Precisou expressar com frequência à Rainha o desejo de ir viver com seus Missionários; em Segóvia ela disse ao Pe. Serrat: “Se amanhã lhe desse licença, ele estaria com vocês” (PAV ses. 42). Ele confessou ao núncio, em 1864, que tinha “os maiores desejos de poder se retirar para ela [a Congregação] e morrer entre seus irmãos” (EC III, p. 447).
Mas, entre estas expressões de identificação e pertença, nenhuma comparável ao seu comentário sobre a morte martirial do Pe. Crusats: “Queria muito ser o primeiro mártir da Congregação, mas não fui digno” (EC II, p. 1298).

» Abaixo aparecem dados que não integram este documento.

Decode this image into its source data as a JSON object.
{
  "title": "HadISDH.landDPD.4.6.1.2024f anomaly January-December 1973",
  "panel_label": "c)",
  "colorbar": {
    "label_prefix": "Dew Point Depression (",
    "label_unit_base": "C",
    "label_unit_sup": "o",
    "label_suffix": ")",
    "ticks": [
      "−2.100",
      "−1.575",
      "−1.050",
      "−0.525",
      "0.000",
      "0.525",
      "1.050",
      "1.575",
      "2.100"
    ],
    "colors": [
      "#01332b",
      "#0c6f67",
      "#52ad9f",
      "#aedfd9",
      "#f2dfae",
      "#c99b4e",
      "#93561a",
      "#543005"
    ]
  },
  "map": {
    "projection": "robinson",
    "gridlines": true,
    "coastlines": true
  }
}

d.- Ratificação de uma identidade e pertença
Após uma trajetória plenamente missionária, e adornada com os traços típicos da consagração religiosa, como se viu, surge a pergunta: O que significou para o arcebispo moribundo a profissão dos votos religiosos em sua Congregação de Missionários naquele 8 de outubro de 1870? Independentemente das questões canônicas sobre os efeitos da profissão de bispo, e também in articulo mortis, o caso de Claret não apresenta obscuridade: ratificou o que foi sua vida, selou formalmente sua condição de membro da Congregação (professou nas mãos do superior geral), e com a mesma Congregação celebrou o seu reconhecimento como Instituto Religioso da Igreja.
Segundo as Notas Biográficas do Pe. Clotet, Claret pediu os sacramentos “com grande desejo”, fez a profissão de fé “com voz firme e nítida” e, com isso, “edificou extraordinariamente os religiosos do mosteiro”. Sua profissão religiosa, feita no mesmo ato, deve ser considerada como tomar toda a sua vida nas mãos e oferecê-la ao Pai, evidenciando nela os traços do Filho do Imaculado Coração de Maria, tal como Ele os havia definido (Aut 494) para si mesmo e para seus irmãos, os Missionários.